Cette liberté de ne pas faire d’enfants est résumée dans l’expression de « grève des ventres » popularisée par la féministe Marie Huot (1846-1930) dans les années 1890. Au même moment, un courant néomalthusien parcourt aussi le monde ouvrier, en particulier la CGT, guidé par l’idée que la surpopulation mène au chômage et à la guerre. Mais ce néomalthusianisme n’est pas sans dérives. Proposant une synthèse toxique des idées de Malthus et de Charles Darwin, le cousin de ce dernier, Francis Galton (1822-1911), est le père du courant eugéniste prônant une démographie sélective qui éliminerait les individus inadaptés ou déficients.
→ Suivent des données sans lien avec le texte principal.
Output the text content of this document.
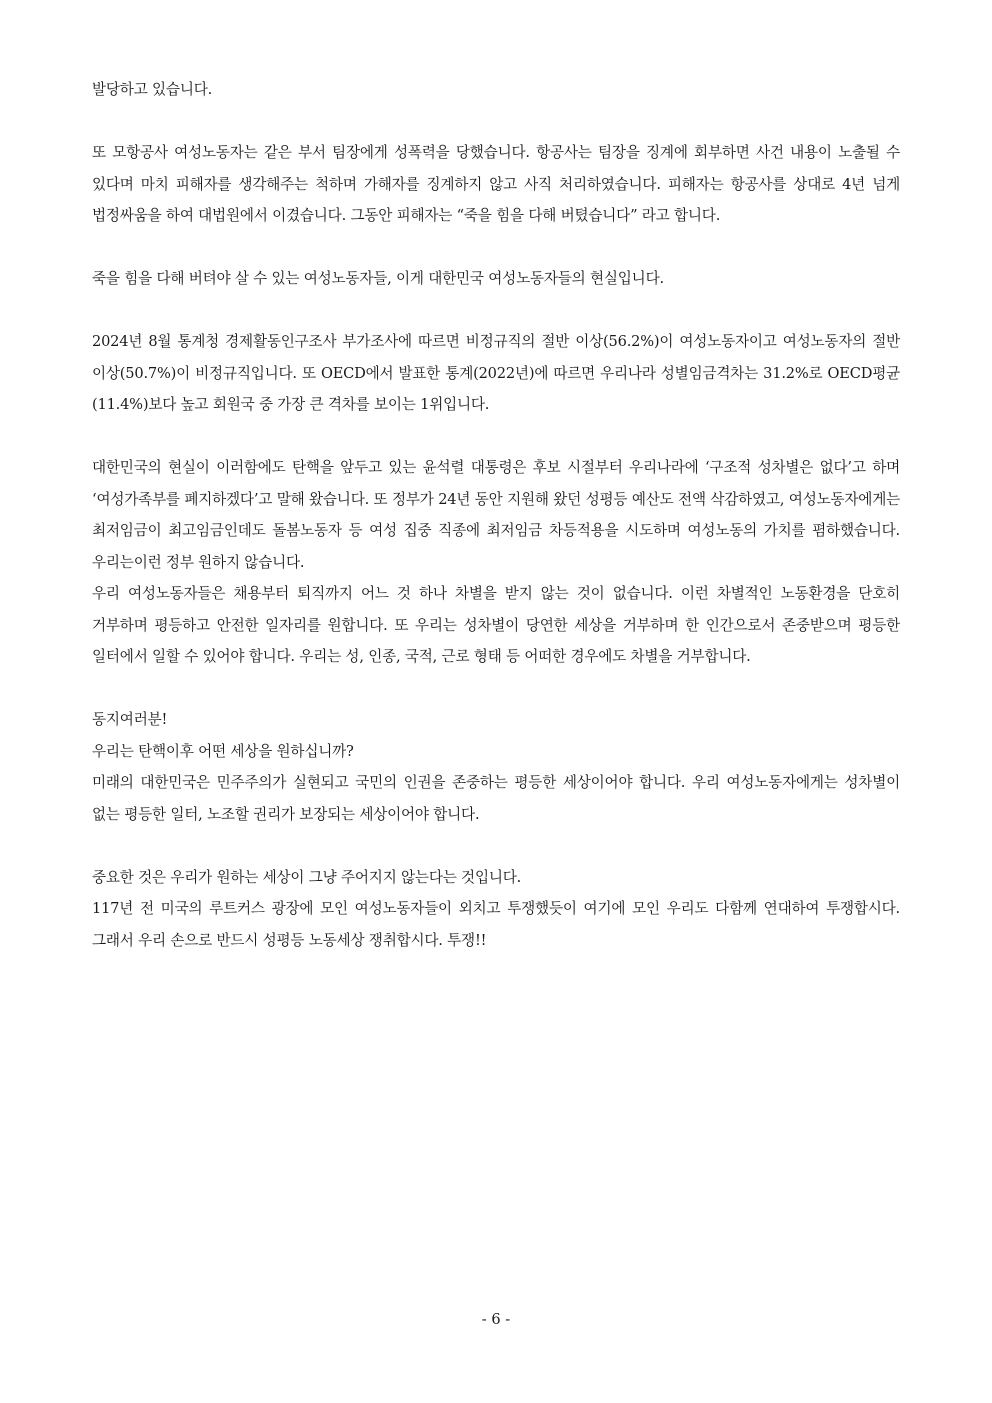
발당하고 있습니다.

또 모항공사 여성노동자는 같은 부서 팀장에게 성폭력을 당했습니다. 항공사는 팀장을 징계에 회부하면 사건 내용이 노출될 수 있다며 마치 피해자를 생각해주는 척하며 가해자를 징계하지 않고 사직 처리하였습니다. 피해자는 항공사를 상대로 4년 넘게 법정싸움을 하여 대법원에서 이겼습니다. 그동안 피해자는 “죽을 힘을 다해 버텼습니다” 라고 합니다.

죽을 힘을 다해 버텨야 살 수 있는 여성노동자들, 이게 대한민국 여성노동자들의 현실입니다.

2024년 8월 통계청 경제활동인구조사 부가조사에 따르면 비정규직의 절반 이상(56.2%)이 여성노동자이고 여성노동자의 절반 이상(50.7%)이 비정규직입니다. 또 OECD에서 발표한 통계(2022년)에 따르면 우리나라 성별임금격차는 31.2%로 OECD평균(11.4%)보다 높고 회원국 중 가장 큰 격차를 보이는 1위입니다.

대한민국의 현실이 이러함에도 탄핵을 앞두고 있는 윤석렬 대통령은 후보 시절부터 우리나라에 ‘구조적 성차별은 없다’고 하며 ‘여성가족부를 폐지하겠다’고 말해 왔습니다. 또 정부가 24년 동안 지원해 왔던 성평등 예산도 전액 삭감하였고, 여성노동자에게는 최저임금이 최고임금인데도 돌봄노동자 등 여성 집중 직종에 최저임금 차등적용을 시도하며 여성노동의 가치를 폄하했습니다. 우리는이런 정부 원하지 않습니다.

우리 여성노동자들은 채용부터 퇴직까지 어느 것 하나 차별을 받지 않는 것이 없습니다. 이런 차별적인 노동환경을 단호히 거부하며 평등하고 안전한 일자리를 원합니다. 또 우리는 성차별이 당연한 세상을 거부하며 한 인간으로서 존중받으며 평등한 일터에서 일할 수 있어야 합니다. 우리는 성, 인종, 국적, 근로 형태 등 어떠한 경우에도 차별을 거부합니다.

동지여러분!

우리는 탄핵이후 어떤 세상을 원하십니까?

미래의 대한민국은 민주주의가 실현되고 국민의 인권을 존중하는 평등한 세상이어야 합니다. 우리 여성노동자에게는 성차별이 없는 평등한 일터, 노조할 권리가 보장되는 세상이어야 합니다.

중요한 것은 우리가 원하는 세상이 그냥 주어지지 않는다는 것입니다.

117년 전 미국의 루트커스 광장에 모인 여성노동자들이 외치고 투쟁했듯이 여기에 모인 우리도 다함께 연대하여 투쟁합시다. 그래서 우리 손으로 반드시 성평등 노동세상 쟁취합시다. 투쟁!!

- 6 -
Ce courant raciste, prégnant jusqu’à la Seconde Guerre mondiale, sera disqualifié par le nazisme. Il a, entre-temps, participé à noircir encore plus la mémoire de Malthus.
De la bombe H à la bombe P
Mais Malthus revient toujours. « Pour le meilleur ou pour le pire, Malthus est tout de même un précurseur », écrit Serge Latouche dans sa préface inédite au livre de Michel Sourrouille, qu’il nous a transmise. La force de Malthus tient certainement au fait d’avoir établi une théorie sur l’une des plus profondes angoisses humaines : la peur de manquer. Et c’est précisément sous cette forme que revient la question après la Seconde Guerre mondiale. Dans cette période marquée par l’émergence de la question écologique, le sujet de la démographie mondiale et d’une possible pénurie alimentaire devient une obsession. Désormais, le débat du surnombre se déplace à l’échelle de la planète et donne lieu à une pléthore de publications. Ainsi de La Surpopulation (Payot, 1964 [1re éd. 1958]) du sociologue Gaston Bouthoul qui jugeait que la « multiplication des aliments » ne pourrait suivre, « même de très loin, la population des bouches à nourrir ». Ou encore du Suédois Georg Borgström, auteur de The Hungry Planet (Macmillan, 1965) puis de Too Many (Collier Macmillan, 1969), donnant en ouverture de ce dernier livre une image restée célèbre : celle d’une population mondiale représentée comme un champignon atomique pour figurer l’explosion d’un monde comptant alors quelque 3 milliards d’humains.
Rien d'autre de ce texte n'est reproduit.